Practice does make perfect, but without feedback, it may be hard to correct your pronunciation. That’s why successful language learning programs incorporate the ability to practice speaking and to receive feedback in order to create confident Spanish speakers who are comfortable with using the language in everyday interactions . While there are accent or diacritic marks in Spanish to guide pronunciation, it can be tough to tell if you are rolling your r’s or stressing the right syllables.
Rosetta Stone has designed a Spanish language learning program that encourages beginners to speak from the very first lesson as well as incorporated the ability to get feedback on your pronunciation. TruAccent is the adjustable patented speech recognition engine that is built into every exercise and compares your accent to that of thousands of native Spanish speakers, enabling you to fine-tune your pronunciation before moving on to the next language learning unit.
Speaking Spanish has major benefits
Being able to speak with over 570 million Spanish speakers
Spanish is the 3rd most spoken language worldwide, so you’ll definitely have a lot to gain by learning conversational Spanish.

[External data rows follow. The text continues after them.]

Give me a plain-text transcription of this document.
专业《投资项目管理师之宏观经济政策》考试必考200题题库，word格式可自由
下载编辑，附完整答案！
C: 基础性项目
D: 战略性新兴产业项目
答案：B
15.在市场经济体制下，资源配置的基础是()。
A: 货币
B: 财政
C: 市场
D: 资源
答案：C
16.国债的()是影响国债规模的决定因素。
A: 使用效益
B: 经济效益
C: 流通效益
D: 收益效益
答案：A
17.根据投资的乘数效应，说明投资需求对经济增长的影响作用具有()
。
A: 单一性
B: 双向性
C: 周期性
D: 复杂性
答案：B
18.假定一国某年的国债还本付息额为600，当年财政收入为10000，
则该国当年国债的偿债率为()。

For example, you’ll be able to interact with people anytime you visit Peru, Argentina or Spain.
Traveling to Spanish speaking countries gets way better
Whether you plan to travel to Mexico, Spain or Colombia, speaking Spanish will enhance your experience significantly. You will be able to experience Spanish speaking countries like a native and have an authentic experience in the process.
Speaking Spanish can save your career
Being able to speak Spanish increases your employability significantly and makes you stand out from the crowd. This means that you will have better chances of getting a well paid job in the first place, better chances of getting promoted or getting a better job in a Spanish speaking country.